The last spaces of freedom 090510
The Fringe
As November 4 draws near I’m seized with ambivalence. No, not over Meg or Jerry, I’m probably going to skip that one, since I won’t be responsible for either the greedy cheerleader or the tired old reformer.
No, rather, I’m personally torn over Prop 19.
As someone who desperately loves the concept of individual freedom and respects my countrymen, I feel I have to vote “yes” on Prop 19. Not only is the issue of personal sovereignty at stake, so are states’ rights. By voting “yes” on Prop 19 I’ll be helping to seize some of the rights stolen by the Feds under “interstate commerce” powers.
“Freedom” isn’t what it used to be. Government is powerless to give us freedom, which is endowed within each of us by our creator, and can only take freedom away.

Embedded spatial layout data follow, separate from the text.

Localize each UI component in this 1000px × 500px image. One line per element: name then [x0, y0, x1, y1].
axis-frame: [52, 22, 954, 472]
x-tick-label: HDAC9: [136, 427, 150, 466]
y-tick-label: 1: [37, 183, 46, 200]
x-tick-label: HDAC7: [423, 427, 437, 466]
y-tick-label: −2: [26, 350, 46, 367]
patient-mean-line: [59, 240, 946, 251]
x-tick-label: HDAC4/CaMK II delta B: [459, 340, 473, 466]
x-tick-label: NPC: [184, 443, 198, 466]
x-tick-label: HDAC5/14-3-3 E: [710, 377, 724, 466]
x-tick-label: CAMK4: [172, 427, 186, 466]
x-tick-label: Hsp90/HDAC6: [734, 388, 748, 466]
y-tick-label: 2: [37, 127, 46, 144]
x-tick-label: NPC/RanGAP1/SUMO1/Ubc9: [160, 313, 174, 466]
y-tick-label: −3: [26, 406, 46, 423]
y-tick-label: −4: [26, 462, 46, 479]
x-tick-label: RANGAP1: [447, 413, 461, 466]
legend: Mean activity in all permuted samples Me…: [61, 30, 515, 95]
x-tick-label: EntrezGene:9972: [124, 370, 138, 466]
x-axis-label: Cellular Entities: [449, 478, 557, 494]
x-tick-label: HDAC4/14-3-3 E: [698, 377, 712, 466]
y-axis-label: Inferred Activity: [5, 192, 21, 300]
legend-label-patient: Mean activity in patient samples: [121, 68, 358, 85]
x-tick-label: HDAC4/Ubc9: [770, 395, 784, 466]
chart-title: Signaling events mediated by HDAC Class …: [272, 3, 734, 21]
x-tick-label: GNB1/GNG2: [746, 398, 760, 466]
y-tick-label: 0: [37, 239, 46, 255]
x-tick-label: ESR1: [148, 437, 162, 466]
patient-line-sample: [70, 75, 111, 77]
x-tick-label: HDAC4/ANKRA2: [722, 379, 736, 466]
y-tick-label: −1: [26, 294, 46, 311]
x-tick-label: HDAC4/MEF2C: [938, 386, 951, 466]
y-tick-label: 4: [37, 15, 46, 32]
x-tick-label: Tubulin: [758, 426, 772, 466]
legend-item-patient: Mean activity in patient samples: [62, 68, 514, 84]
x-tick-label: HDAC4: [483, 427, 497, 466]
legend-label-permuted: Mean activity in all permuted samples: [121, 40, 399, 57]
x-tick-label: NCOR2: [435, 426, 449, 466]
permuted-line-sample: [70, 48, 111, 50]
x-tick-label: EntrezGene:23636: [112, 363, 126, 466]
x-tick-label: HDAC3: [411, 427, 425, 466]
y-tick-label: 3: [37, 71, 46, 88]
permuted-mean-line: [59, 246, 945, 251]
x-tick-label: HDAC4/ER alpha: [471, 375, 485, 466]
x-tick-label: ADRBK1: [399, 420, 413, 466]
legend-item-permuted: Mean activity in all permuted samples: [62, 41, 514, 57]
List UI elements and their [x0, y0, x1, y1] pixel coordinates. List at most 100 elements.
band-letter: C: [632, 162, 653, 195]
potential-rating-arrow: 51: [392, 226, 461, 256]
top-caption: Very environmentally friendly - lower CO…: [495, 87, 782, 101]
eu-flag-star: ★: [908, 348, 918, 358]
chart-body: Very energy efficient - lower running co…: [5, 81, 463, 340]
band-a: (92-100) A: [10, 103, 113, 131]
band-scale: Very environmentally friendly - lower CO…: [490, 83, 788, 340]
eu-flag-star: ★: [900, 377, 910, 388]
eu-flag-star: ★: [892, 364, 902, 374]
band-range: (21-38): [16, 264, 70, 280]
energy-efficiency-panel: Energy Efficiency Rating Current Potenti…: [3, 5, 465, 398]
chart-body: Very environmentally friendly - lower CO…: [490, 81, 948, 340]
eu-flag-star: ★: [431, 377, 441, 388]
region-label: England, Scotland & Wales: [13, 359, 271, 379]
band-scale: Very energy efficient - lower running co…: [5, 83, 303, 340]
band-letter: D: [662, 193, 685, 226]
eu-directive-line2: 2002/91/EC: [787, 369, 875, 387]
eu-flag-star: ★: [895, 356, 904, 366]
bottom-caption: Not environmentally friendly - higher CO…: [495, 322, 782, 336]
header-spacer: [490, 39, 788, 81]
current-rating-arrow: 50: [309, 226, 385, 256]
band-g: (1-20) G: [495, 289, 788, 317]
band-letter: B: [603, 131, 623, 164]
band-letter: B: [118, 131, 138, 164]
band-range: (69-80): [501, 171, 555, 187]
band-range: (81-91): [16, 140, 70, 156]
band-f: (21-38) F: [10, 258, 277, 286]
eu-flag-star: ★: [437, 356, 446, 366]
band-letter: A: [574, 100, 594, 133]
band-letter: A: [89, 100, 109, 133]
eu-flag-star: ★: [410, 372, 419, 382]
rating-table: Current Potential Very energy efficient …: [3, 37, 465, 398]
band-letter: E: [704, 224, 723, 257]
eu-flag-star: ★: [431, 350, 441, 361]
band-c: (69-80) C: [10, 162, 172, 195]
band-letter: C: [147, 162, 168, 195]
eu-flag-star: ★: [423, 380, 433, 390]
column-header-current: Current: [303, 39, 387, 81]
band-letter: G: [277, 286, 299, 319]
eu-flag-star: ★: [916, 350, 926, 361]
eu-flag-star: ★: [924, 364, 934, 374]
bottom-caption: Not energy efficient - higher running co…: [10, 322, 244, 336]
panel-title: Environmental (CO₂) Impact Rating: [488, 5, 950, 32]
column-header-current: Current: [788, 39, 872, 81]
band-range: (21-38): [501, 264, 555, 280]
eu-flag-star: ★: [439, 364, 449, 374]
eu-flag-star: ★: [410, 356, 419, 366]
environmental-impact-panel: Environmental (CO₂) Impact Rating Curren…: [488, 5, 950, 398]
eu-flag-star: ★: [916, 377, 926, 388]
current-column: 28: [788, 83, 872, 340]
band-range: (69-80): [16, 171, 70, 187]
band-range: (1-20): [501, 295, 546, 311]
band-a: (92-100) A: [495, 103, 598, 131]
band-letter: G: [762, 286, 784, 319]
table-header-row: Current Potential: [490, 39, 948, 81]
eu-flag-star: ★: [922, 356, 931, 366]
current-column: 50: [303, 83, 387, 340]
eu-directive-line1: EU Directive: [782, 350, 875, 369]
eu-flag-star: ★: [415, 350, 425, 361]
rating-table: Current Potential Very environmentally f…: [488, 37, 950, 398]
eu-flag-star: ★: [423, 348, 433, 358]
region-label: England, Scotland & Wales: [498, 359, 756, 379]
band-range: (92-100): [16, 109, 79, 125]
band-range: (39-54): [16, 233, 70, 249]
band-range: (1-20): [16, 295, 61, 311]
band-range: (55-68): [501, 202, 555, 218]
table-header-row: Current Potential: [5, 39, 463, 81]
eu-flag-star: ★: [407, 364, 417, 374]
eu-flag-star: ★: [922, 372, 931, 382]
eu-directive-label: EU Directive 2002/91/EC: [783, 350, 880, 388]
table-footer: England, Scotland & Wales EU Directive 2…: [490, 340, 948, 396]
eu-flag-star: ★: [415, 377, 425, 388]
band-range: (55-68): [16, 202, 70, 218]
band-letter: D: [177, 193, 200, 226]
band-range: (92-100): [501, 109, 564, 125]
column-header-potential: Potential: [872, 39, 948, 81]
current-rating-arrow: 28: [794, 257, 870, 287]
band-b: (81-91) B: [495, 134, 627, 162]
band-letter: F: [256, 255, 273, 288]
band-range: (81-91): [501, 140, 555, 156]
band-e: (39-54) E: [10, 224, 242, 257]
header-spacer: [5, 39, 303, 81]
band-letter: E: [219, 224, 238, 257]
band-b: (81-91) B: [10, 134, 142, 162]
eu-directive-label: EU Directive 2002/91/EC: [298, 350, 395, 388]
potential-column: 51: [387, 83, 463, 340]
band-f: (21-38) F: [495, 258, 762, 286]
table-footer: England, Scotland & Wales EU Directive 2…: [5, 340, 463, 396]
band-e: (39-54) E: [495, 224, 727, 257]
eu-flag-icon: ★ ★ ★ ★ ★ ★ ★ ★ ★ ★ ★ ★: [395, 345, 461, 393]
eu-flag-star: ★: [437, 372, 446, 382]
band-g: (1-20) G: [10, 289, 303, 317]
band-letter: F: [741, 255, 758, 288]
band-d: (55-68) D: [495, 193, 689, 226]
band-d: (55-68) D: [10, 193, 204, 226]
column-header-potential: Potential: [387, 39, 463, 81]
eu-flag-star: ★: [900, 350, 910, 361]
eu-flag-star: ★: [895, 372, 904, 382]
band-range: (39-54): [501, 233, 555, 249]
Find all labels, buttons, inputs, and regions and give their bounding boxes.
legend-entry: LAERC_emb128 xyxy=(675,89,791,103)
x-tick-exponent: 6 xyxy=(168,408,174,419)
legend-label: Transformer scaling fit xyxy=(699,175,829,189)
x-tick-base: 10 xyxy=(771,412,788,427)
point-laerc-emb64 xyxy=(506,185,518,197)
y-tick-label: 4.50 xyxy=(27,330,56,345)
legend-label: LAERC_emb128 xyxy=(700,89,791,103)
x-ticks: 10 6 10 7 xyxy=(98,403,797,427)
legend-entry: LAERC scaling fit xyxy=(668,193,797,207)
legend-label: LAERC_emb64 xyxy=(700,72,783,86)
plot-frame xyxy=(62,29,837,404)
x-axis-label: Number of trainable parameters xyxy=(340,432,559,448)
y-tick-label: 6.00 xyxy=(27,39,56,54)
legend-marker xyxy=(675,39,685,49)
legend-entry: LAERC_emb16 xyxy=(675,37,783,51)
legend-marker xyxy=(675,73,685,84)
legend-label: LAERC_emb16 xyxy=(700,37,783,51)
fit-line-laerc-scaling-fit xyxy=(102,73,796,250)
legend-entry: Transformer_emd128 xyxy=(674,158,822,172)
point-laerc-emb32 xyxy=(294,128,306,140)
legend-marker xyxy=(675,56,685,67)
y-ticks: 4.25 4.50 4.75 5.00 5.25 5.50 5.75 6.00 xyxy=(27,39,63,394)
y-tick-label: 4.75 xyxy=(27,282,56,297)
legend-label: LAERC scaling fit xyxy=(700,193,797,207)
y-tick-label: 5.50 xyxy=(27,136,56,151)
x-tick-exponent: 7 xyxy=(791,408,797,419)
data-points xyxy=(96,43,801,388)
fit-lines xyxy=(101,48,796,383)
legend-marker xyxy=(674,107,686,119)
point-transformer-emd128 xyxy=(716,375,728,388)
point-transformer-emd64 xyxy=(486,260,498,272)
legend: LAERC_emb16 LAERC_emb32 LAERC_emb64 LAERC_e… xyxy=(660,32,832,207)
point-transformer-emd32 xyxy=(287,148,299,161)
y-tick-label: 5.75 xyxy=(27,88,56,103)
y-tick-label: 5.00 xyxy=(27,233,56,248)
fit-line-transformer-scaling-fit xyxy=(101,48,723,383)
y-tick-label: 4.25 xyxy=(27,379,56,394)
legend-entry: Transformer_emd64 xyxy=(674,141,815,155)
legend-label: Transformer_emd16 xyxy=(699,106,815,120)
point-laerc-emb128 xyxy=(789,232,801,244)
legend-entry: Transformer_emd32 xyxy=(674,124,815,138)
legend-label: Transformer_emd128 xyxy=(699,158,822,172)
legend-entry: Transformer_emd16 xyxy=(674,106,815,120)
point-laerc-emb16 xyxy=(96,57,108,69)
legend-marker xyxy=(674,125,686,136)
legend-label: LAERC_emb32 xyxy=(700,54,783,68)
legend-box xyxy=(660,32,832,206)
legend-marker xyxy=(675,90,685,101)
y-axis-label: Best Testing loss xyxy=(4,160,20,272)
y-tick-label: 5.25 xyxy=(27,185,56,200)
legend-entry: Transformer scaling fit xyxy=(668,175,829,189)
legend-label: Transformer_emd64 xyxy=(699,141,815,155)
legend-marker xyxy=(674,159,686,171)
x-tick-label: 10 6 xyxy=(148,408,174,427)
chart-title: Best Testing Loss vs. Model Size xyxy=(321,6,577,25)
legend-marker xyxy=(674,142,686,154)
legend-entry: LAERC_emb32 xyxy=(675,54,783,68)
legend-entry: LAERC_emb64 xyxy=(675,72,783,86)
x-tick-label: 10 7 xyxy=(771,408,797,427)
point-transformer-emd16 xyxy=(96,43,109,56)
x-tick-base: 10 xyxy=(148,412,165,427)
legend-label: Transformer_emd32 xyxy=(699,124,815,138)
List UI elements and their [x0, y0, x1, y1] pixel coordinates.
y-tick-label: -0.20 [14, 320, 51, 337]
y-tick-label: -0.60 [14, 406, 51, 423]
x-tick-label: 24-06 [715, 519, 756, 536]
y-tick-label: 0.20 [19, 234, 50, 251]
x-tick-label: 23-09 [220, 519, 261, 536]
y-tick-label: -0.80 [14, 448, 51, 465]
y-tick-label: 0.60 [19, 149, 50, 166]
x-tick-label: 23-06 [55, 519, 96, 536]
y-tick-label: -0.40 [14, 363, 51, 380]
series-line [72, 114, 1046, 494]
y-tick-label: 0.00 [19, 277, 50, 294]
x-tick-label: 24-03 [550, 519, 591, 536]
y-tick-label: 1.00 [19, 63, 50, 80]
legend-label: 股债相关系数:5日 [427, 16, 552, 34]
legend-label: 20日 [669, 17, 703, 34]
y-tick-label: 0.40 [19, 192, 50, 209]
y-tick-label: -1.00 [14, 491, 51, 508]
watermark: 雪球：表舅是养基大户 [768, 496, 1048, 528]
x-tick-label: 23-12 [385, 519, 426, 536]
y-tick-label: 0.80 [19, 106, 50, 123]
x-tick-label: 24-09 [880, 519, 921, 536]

In 21st Century U.S., there are very few jobs making or doing things, and those are generally relegated to the underclass and pay very poorly. Lacking the opportunity for useful work, the educated make a living by administering things. As a result, lawmakers make ever more laws, and their sucklings the regulators create volumes of nit picking regulations which expand the power the legislature gave them into every space, infiltrating like the filaments of a fungus. A hundred and fifty years ago a lack of government regulations meant the poor were preyed on by money lenders and purveyors of contaminated food. Buildings collapsed and burnt down.
Today, as a result of a relentless drive to employ ever more overseers to watch an ever growing list of things, it is nearly impossible to draw a free breath. Dying from bad food and rushing destitute from a burning boarding house have been surpassed as catastrophes by the relentless drain of the regulator’s filaments. Few drug addicts are as addicted to their poison as a bureaucrat is to purview, because purview is the delivery system for the real drugs of addiction: money and power over others.
Currently, cannabis, and those who grow, market, and use it, are outlaws. Not criminals, exactly, but outlaws, shunned by “decent folk” and scowled at by cops. Shunning and scowling are a cheap price for the freedom afforded by being “betwixt laws.” It is a narrow space between the prison cell and the prison of regulation. You simply can not be more free in America than that.
It’s a hard place to stay. Constant fear of the prison cell can make the prison of regulation seem, from the outside, safer. It’s only when you pay your money and get your permit that your realize that the purgatory of the regulated life is simply the hell of the prison cell in slow motion, a life sentence with no hope of escape but death, and no hope of reprieve from oversight.
Once cannabis is “legalized” it slips into the world of government regulation, and corporate exploitation.
Medical cannabis providers have already expanded the market from simple dried blossoms (“buds”) to a variety of elixirs, tinctures, teas and foods. How long will it take for a liquor producer makes cannabis beer and whisky?
Further, legalization will hit the poor the hardest. Some rural areas in California are inhabited only because the hard up and hardy can grow pot and make a living. When they have to compete with corporate producers, they’ll be driven out of business, forced to either move or start making meth.
And, they will have to compete with corporate producers; government is already making sure of that. Bills entered by Calderone and other in the state legislature, and ordinances proposed by cities like Rancho Cordova push production out of the hands of individuals and into the world of business. No longer will pot be a “home business” because it will be so fettered, or infiltrated, by permits, fees, record keeping and oversight. A person growing a patch of honest outside organic weed won’t be able to compete. The legalization of medical marijuana has pushed the price down to where it was 25 years ago. Corporate pot can be made stronger and cheaper, just like corporate booze.
This inevitable scenario will come about because of the unsavory reason for legalization. Very few now on the “legalize it” bandwagon are there because they love liberty; they love money, and so when it is “legalized” it will be through revenue generating systems. I recognize the irony of my criticism of this, since I have been calling for the Sierra County Board of Supervisors to be proactive in this, but if Prop 19 passes, they’ll have to do something, since the law gives that power to the counties, one of the few good things about it. (I join those who think the state is “throwing a bone” to the counties on pot since we’ve been screwed on just about every other revenue source.)
Cannabis is simply one issue, if an emblematic one, for the dilemma of American “freedom”. Unfortunately, you get the freedom you deserve.
I’ll no doubt vote to “legalize”. It will mean the end of having a cop go through your back seat by the side of the road because he “smelled marijuana” in the car. It will mean the reduction, but not the end, of cops in body armor with automatic weapons kicking in people’s doors in the middle of the night. It will mean a reduction in the legal theft called “forfeiture”.
Prop 19 has already given me one benefit: a reason to vote against Democratic Senator Diane Feinstein, who co-chairs the “no on 19” organization.
There is one other compelling reason, though, for me to vote for legalization on November 4th. It will bring us one step closer to American grown hemp, for fiber, fuel, feed, and food. It’s unreasonable that America should be denied one of nature’s most useful crops just so cops and lawyers and prison guards can make a living. They grow it in Russia, they grow it in China, in Canada; indeed, every other industrial nation EXCEPT the land of the free grows hemp.